One thing that people worry about when they decide to use a surrogate is that the surrogate may want to keep the baby after the child is born. They don’t want there to be any legal drama at such an important time, and they certainly do not want to see their plans to start a family fall through.
But is there any reason to feel concerned about this? If a surrogate feels connected to the child after carrying them and giving birth, can they change their mind and decide to keep the child?
You should be legally protected from this outcome
The answer it, “It depends.” It depends on the genetics used to create the embryo the surrogate gestates, the law of the state which is applied and under which jurisdiction is established, and compliance with any applicable surrogacy law that may be in effect in that jurisdiction.
By way of introduction, there was an anecdotal study referenced in a magazine article in 2002 relating the outcomes of approximately fifteen thousand surrogacies nationwide. There were only 87 contested cases between the surrogates and the intended parents. Surprisingly, only twenty-seven were surrogates who were attached to the child while the other sixty-two were intended parents who were unwilling to accept the child. Thus, it is highly, highly unlikely any properly screened and supported surrogate will actually attempt to keep the child she gestates, and this should NOT be a significant worry for intended parents entering the process.
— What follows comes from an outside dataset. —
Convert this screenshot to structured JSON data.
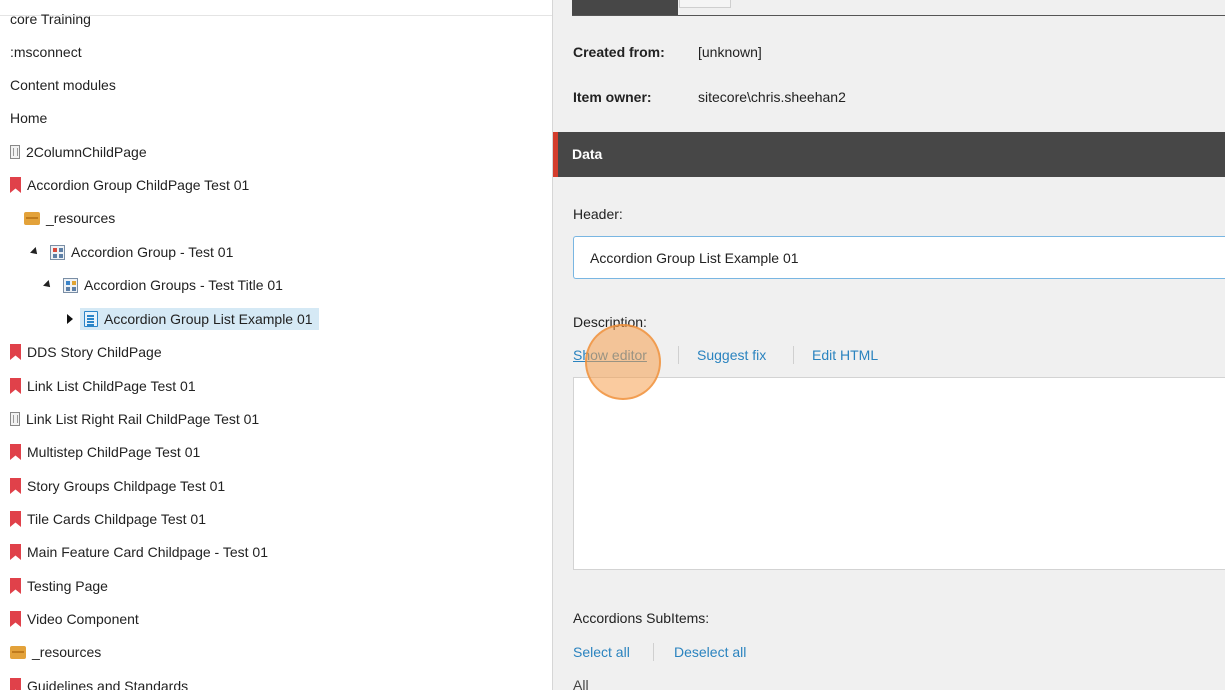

That being said, under some very limited circumstances, a surrogate may successfully assert parental rights. In every contested surrogacy case to date involving a traditional (genetic) surrogate whose own egg is fertilized with the intended father’s sperm via intrauterine insemination, the traditional surrogate has been awarded parental rights, but not always custody. This results in the genetic father and the surrogate sharing legal parentage with some sort of court awarded custody arrangement. The legal unreliability of traditional surrogacy should the surrogate change her mind is why many professionals from physicians to attorneys to matching agency owners choose not to participate in or facilitate such an arrangement. Although such arrangements remain legally permissible and able to achieve the intended result in most states so long as all the parties, particularly the surrogate, remain consenting to and cooperative in the legal proceedings, such professionals deem the risk of her succeeding in a disputed case too onerous to affirm such arrangements no matter the reliability or greater risk tolerance of the parties.
In addition, it depends on the law of the state in which the disputed parentage case may arise. If the state has an existing surrogacy law that sets forth certain requirements for the process (i.e., Louisiana in which only uncompensated surrogacy is allowed using joint genetics of the intended parents), if a surrogacy arrangement does not comply with the statutory requirements or limitations, the legal result is often awarding parentage to the surrogate despite the genetics used. A careful and clear reading and understanding of all applicable parentage and surrogacy law, and full compliance with it, is highly recommended to avoid any possible unintended outcomes.
On the other hand, in all but one aberrant ruling nationwide, in every contested case to date involving a gestational (non-genetic) surrogate who has received an embryo via in vitro fertilization and transfer of embryos created with the genetics of others, the intended parents have always been awarded sole parentage and custody of their child. In such cases, the courts generally find a way under whatever law governs to effect the intent of the parties.
That said, this does show why it’s important to have the right legal protections in place. The surrogate should sign a contract dictating that they will give you the child after it is born, allowing you to take on parental rights. Having the right paperwork in place is critical.
Psychological screenings happen in advance
It is important to note that most surrogates are not just people who volunteer on their own and get to make that decision without oversight. With the occasional exception of surrogates who match online with aspiring parents without the advice of experienced professionals, reputable matching agencies and fertility clincis typically require all prospective surrogates to go through extensive psychological screening to be cleared to participate in the process. In this process, experts will carefully consider their mental and emotional state. It’s known that this can be a difficult process, so surrogates can work with therapists every step of the way.
Why do people worry about this?
Despite the rarity of a surrogate wanting to keep a child and the even rarer circumstances under which she may be able to, why do people sometimes worry about it? The confusion comes from the fact that the rare cases of parentage disputes are highly publicized while the overwhelming cases of cooperative, happy outcomes receive little attention. The media prefers a highly sensationalized version of surrogacy rather than the stable, successful, and uneventful process it actually is. Thus, the surrogacy cases of which aspiring parents are aware are the rare contested exceptions, not the thousands and thousands of happy endings.
Nevertheless, these happy endings depend on following the steps for a reliable surrogacy process which include at a minimum having reliable legal advice regarding the law of the state which will apply and the proper legal paperwork in place in advance. If you do, everything should go smoothly.